White Light Offers Fantasia Lighting to Sounds and Sorcery

Inspired by the classic 1940 Disney film, Sounds and Sorcery – Celebrating Disney Fantasia has recently opened at The Vaults. Coinciding with the year Mickey Mouse celebrates his 90th anniversary, the show is a brand-new immersive experience which invites audience members to step beneath Waterloo Station and explore the worlds of prehistoric wastelands, enchanted forests and even the Sorcerer’s Lair. Having supplied many shows at the venue, along with the annual VAULT Festival, White Light was called upon to provide the lighting equipment for this ambitious production.

The Lighting Designer for Sounds and Sorcery – Celebrating Disney Fantasia is Jake Wiltshire. He comments: “The show is a multi-sensory, immersive experience in which audience members wear headphones and roam freely around a collection of live performances, installations and video – all set to music. My brief was to ‘create music you could see and images you could hear’. With a production like this, there’s nowhere to hide. The audience are literally on the stage so you can’t ask them to ‘find their light’. Whatever you create has to be inclusive and work from every angle. As a result, I worked closely with the Designer Kitty Callister to create a very organic relationship between the themes of each room, the technology and the dramatic subtleness”.

With the show taking audiences into the many worlds of Fantasia, this meant that Jake had to make his design bespoke for each individual section. He explains: “In The Rite of Spring, which is portrayed as a visual journey through the Earth’s creation, we use large three dimensional volcanoes to tell the narrative of the story. The volcanoes are all lit internally with a plethora of moving lights, LED par cans and LED pixel neons; all of which are timed with colour and movement in order to narrate the music. At the end of the room is a giant Sun created from 40 par cans of varying size. There’s something quite beautiful and contrasting against the organic  illuminating volcanoes of a warm tungsten industrial light fixture representing the dawn of a new age.

He adds: “In The Sorcerer’s Apprentice, the room is lit only by DMX controlled candles, allowing the Sorcerer to magically manipulate the flames around the room. I wanted to find a way to mimic the original cartoon’s dream sequence where the apprentice plays with shooting stars, light beams and giant waves. This drew me to use the Ayrton Magic Dot for a choreographed light sequence where the performer controls three dimensional beams of light across the audience, raising it to a crescendo of chaos. In other rooms, we’ve concealed LED pixels inside mushrooms to create a choreographed mushroom dance alongside LED neons under a frozen pond for an ice skating fairy routine. There are also hundreds of handmade practicals including 80 birdies, over 100 pendant light bulbs and not forgetting the many, many  haze and smoke machines including 4 x Chauvet Geysers, 11 x Unique Hazers, 2 x Low Foggers and even a bubble machine”.

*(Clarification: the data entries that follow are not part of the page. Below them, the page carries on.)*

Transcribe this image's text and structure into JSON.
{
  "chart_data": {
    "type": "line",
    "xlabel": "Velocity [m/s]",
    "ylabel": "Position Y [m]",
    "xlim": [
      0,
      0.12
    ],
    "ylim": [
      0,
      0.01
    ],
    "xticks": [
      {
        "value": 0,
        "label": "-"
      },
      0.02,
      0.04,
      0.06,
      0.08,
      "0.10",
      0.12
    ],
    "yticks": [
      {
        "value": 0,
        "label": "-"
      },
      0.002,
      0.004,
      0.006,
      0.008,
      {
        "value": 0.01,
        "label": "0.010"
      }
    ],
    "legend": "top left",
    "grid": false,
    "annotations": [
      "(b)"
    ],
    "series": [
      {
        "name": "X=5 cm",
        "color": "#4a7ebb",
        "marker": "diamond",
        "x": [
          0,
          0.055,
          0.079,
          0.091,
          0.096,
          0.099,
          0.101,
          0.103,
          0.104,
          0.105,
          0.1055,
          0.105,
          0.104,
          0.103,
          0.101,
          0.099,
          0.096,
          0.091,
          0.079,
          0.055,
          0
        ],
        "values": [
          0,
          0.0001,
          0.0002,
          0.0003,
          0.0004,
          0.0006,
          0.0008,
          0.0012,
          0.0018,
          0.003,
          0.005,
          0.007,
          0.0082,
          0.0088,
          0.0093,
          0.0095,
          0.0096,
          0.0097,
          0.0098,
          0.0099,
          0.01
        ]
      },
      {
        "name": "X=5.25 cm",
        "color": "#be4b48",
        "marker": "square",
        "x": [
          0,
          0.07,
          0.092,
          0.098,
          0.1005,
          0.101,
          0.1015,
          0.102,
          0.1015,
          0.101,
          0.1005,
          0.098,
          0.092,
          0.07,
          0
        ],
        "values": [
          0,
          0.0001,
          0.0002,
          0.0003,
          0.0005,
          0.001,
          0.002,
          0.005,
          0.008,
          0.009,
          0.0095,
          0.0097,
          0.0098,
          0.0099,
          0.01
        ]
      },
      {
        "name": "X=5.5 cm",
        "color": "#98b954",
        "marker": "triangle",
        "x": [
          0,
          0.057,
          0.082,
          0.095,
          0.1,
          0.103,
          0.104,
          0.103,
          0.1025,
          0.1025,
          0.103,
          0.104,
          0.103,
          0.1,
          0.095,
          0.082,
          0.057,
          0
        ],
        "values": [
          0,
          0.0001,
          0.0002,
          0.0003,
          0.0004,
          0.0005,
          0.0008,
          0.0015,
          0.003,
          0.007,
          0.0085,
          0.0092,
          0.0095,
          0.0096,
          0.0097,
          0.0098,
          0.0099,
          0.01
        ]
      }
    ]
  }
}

With the production taking place within an underground space, this was another factor that Jake had to consider for his design. He comments: “As The Vaults space is underground, heat and humidity is a big issue. Therefore, as much of the rig as possible needed to be LED; primarily for heat but also for maintenance reasons. It’s no surprise then that we used over 100m of LED pixel neon and over 1km of RGBW LED tape. It was a very unique space of cavernous tunnels and it’s no mean feat moving a lighting console around a site that has gravel floors, a volcanic landscape and dense woodland!”.

The show has now opened and will run until 30th September in what is a limited Summer run.

Jake comments: “The entire project was epically adventurous and I could not have achieved it without the calm professionalism of Sarah Readman, our amazing Production Electrician, not to mention my Programmer and Associate LD, Robert Price and Production Manager, Andy George. The team also included two fantastic WL apprentices, who were such valuable hands to have and a testament to how good the apprenticeship scheme at WL is”.

WL’s Business Development Manager Jonathan Haynes comments: “This was a fantastic production for us to work on and we are delighted to have been involved. Sounds and Sorcery is unlike any other show running in London and it was great to support Jake and bring his very specific lighting vision to life”.